Sutton was such a natural as a broadcaster. So smooth. So good at storytelling. Often times, so funny. He loved doing it.

Sutton was proud of his hometown region. Never was that more apparent than the final time I saw Sutton. He was part of the grand opening, several years ago, at the Ollie’s Bargain Outlet on Nine Mile Road.

It was vintage Sutton. He knew everyone. Or he made it seem like he did. Remembered faces he had not seen in decades. So many laughs. It was who he is.

Daniel Venn, the Blue Wahoos media relations director who grew up in Minnesota, remembered Tuesday that he once sent Sutton one of Sutton’s past baseball cards. Sutton signed it and returned it.

I know everyone who grew up with Sutton, or competed against him, has a favorite Sutton story. He touched a lot of lives.

In Pensacola, he was the first who proved, as Sutton would say, “You can get there from here.” He went from youth baseball in Molino and Gonzalez to the big leagues. To the World Series. To the Hall of Fame.

Sutton's path inspired the next generations of great baseball players from Pensacola who went to the big leagues. So many stars over the years. Many were inspired by Sutton.

“He’s a guy who snuck up on you with his career. He was not an overpowering pitcher,” said Studer, who grew up in Chicago and watched Sutton pitch. “But he was just so consistent.”

Sutton never won the Cy Young Award as the season’s best pitcher and only received votes for the award five times.

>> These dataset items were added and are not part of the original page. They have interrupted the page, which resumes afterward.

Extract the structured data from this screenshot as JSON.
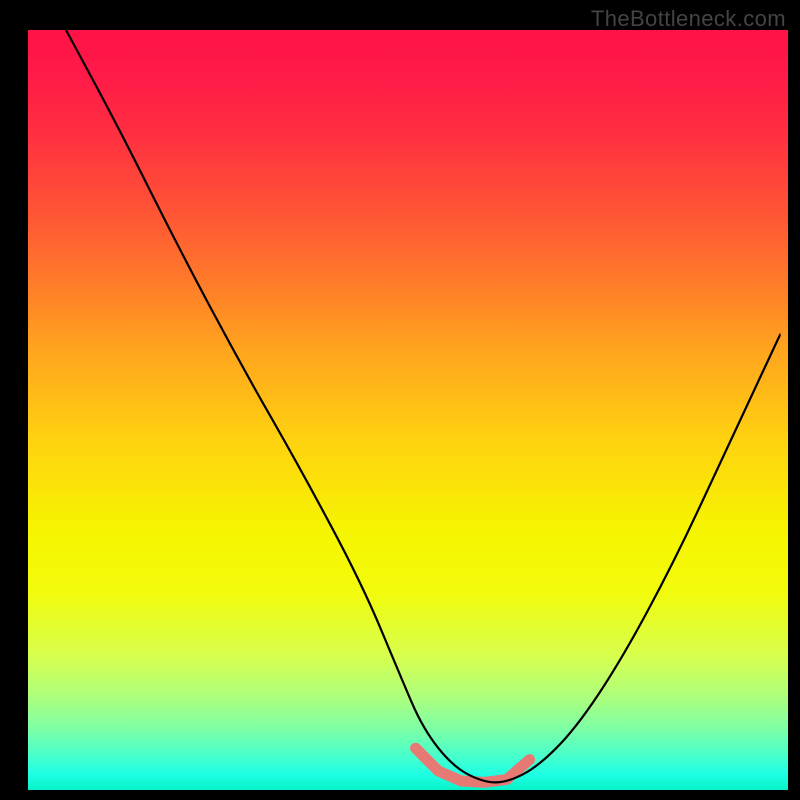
{
  "watermark": "TheBottleneck.com",
  "chart_data": {
    "type": "line",
    "title": "",
    "xlabel": "",
    "ylabel": "",
    "xlim": [
      0,
      100
    ],
    "ylim": [
      0,
      100
    ],
    "series": [
      {
        "name": "bottleneck-curve",
        "x": [
          5,
          12,
          20,
          28,
          36,
          44,
          49,
          52,
          56,
          60,
          63,
          67,
          72,
          78,
          85,
          92,
          99
        ],
        "values": [
          100,
          87,
          71,
          56,
          42,
          27,
          15,
          8,
          3,
          1,
          1,
          3,
          8,
          17,
          30,
          45,
          60
        ]
      }
    ],
    "marker": {
      "name": "optimal-range",
      "x": [
        51,
        54,
        57,
        60,
        63,
        66
      ],
      "values": [
        5.5,
        2.5,
        1.2,
        1.0,
        1.4,
        4.0
      ]
    },
    "background_gradient": {
      "top_color": "#ff1247",
      "mid_color": "#ffd210",
      "bottom_color": "#07f2c7"
    }
  }
}
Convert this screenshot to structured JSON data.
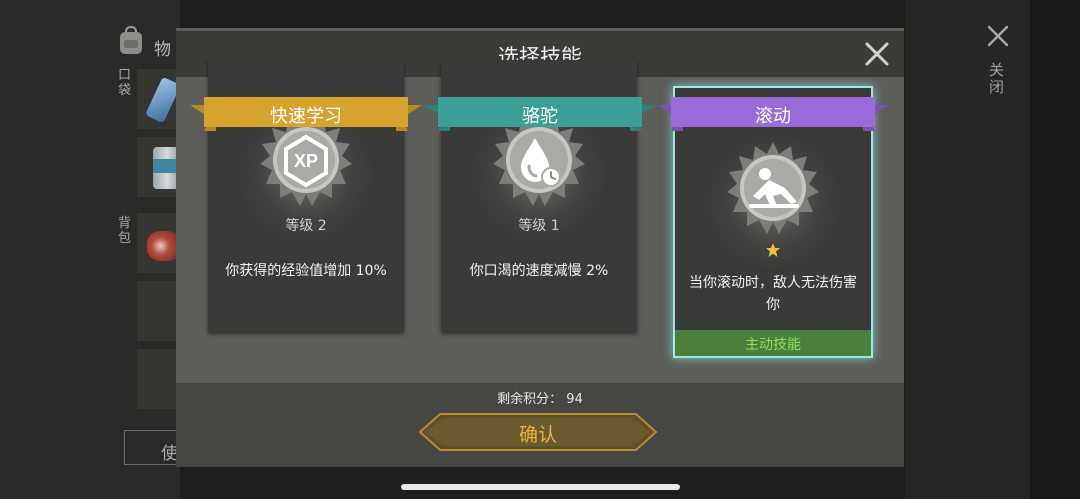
{
  "background": {
    "inventory_title": "物",
    "pocket_label": "口袋",
    "backpack_label": "背包",
    "use_button_label": "使",
    "close_label": "关闭"
  },
  "dialog": {
    "title": "选择技能",
    "remaining_points_label": "剩余积分：",
    "remaining_points_value": "94",
    "confirm_label": "确认"
  },
  "skills": [
    {
      "name": "快速学习",
      "level": "等级 2",
      "description": "你获得的经验值增加 10%",
      "ribbon_color": "#d6a32c",
      "icon": "xp-icon"
    },
    {
      "name": "骆驼",
      "level": "等级 1",
      "description": "你口渴的速度减慢 2%",
      "ribbon_color": "#3b9f97",
      "icon": "water-drop-timer-icon"
    },
    {
      "name": "滚动",
      "stars": 1,
      "description": "当你滚动时，敌人无法伤害你",
      "tag": "主动技能",
      "ribbon_color": "#9a6ad8",
      "icon": "rolling-person-icon",
      "selected": true
    }
  ],
  "colors": {
    "accent_gold": "#e7b638",
    "active_green": "#8be35f",
    "selection_glow": "#9ee7e2"
  }
}
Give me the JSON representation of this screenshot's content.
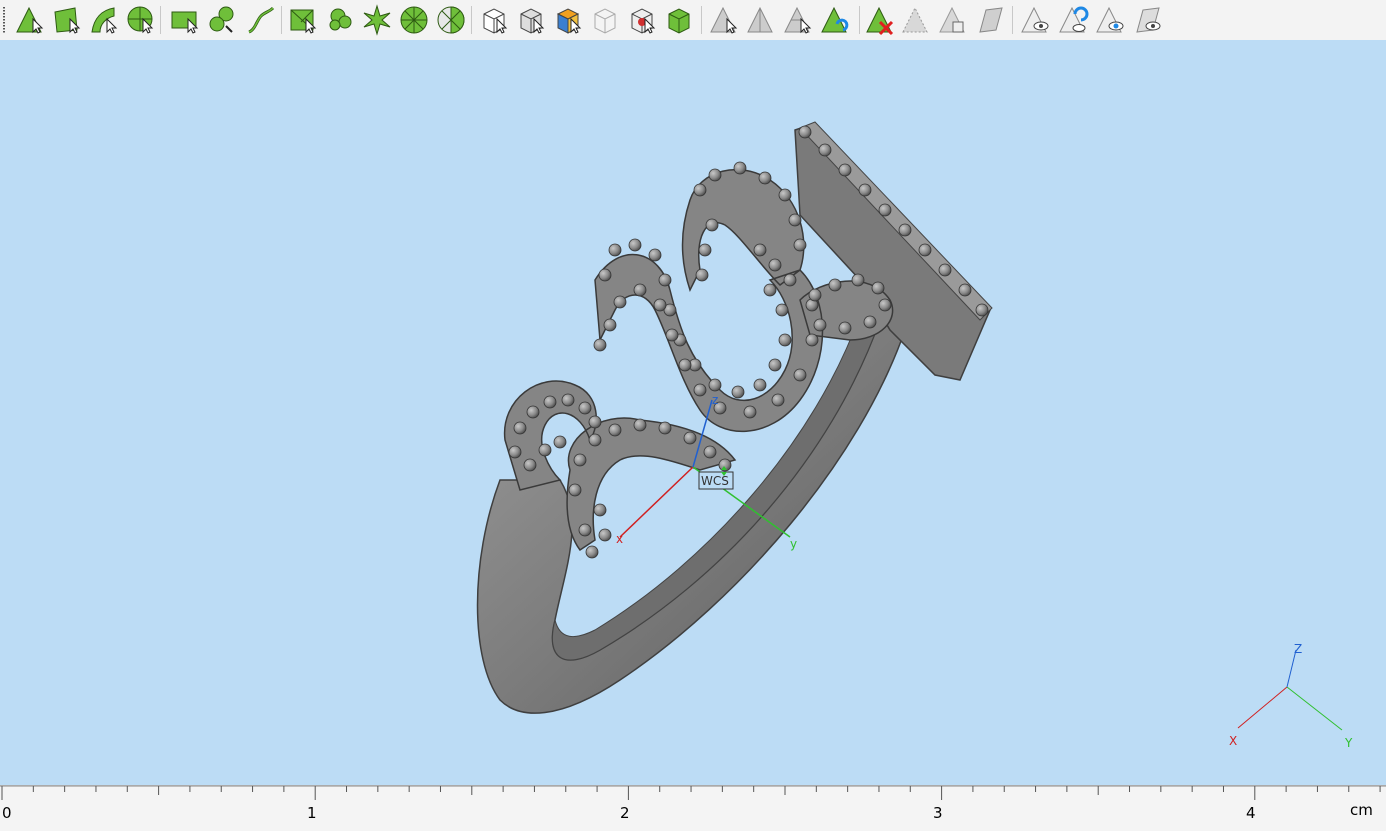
{
  "toolbar": {
    "tools": [
      {
        "name": "select-vertex-icon",
        "kind": "tri-arrow"
      },
      {
        "name": "select-face-icon",
        "kind": "quad-arrow"
      },
      {
        "name": "select-curve-icon",
        "kind": "curve-arrow"
      },
      {
        "name": "select-sphere-icon",
        "kind": "sphere-arrow"
      },
      {
        "name": "select-rectangle-icon",
        "kind": "rect-arrow"
      },
      {
        "name": "select-lasso-icon",
        "kind": "lasso"
      },
      {
        "name": "select-path-icon",
        "kind": "path"
      },
      {
        "name": "select-window-icon",
        "kind": "window"
      },
      {
        "name": "select-connected-icon",
        "kind": "blob"
      },
      {
        "name": "select-radial-icon",
        "kind": "star"
      },
      {
        "name": "select-circle-icon",
        "kind": "wheel"
      },
      {
        "name": "select-segment-icon",
        "kind": "wheel-half"
      },
      {
        "name": "select-body-icon",
        "kind": "cube-white"
      },
      {
        "name": "select-solid-icon",
        "kind": "cube-gray"
      },
      {
        "name": "select-body-face-icon",
        "kind": "cube-color"
      },
      {
        "name": "select-hidden-body-icon",
        "kind": "cube-faded"
      },
      {
        "name": "select-body-interior-icon",
        "kind": "cube-red"
      },
      {
        "name": "select-all-bodies-icon",
        "kind": "cube-green"
      },
      {
        "name": "create-triangle-icon",
        "kind": "gray-tri"
      },
      {
        "name": "extrude-triangle-icon",
        "kind": "gray-tri-cut"
      },
      {
        "name": "split-triangle-icon",
        "kind": "gray-tri-split"
      },
      {
        "name": "swap-triangle-icon",
        "kind": "tri-swap"
      },
      {
        "name": "delete-triangle-icon",
        "kind": "tri-delete"
      },
      {
        "name": "hide-triangle-icon",
        "kind": "tri-ghost"
      },
      {
        "name": "copy-triangle-icon",
        "kind": "tri-copy"
      },
      {
        "name": "flip-triangle-icon",
        "kind": "tri-flip"
      },
      {
        "name": "show-triangle-icon",
        "kind": "tri-eye"
      },
      {
        "name": "toggle-visibility-icon",
        "kind": "tri-eye-swap"
      },
      {
        "name": "show-selected-icon",
        "kind": "tri-eye-blue"
      },
      {
        "name": "show-all-icon",
        "kind": "tri-eye-gray"
      }
    ]
  },
  "viewport": {
    "wcs_label": "WCS",
    "wcs_axes": {
      "x": "x",
      "y": "y",
      "z": "z"
    },
    "corner_axes": {
      "x": "X",
      "y": "Y",
      "z": "Z"
    }
  },
  "ruler": {
    "labels": [
      "0",
      "1",
      "2",
      "3",
      "4"
    ],
    "unit": "cm"
  },
  "colors": {
    "viewport_bg": "#bcdcf5",
    "axis_x": "#d02020",
    "axis_y": "#30c030",
    "axis_z": "#2060d0",
    "tool_green": "#6fbf3a"
  }
}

But yet he ranks in the top 15 all time in wins (324), shutouts, strikeouts, innings pitched, games played.

Sutton was a stickler for proper diet, the right kind of exercise. It led to him being one of the most durable pitchers of all time, pitching at least 200 innings in 21 of his 23 seasons.

The statistics are phenomenal. The person was even better.

The guy from Molino made it big. All the way to eternal life.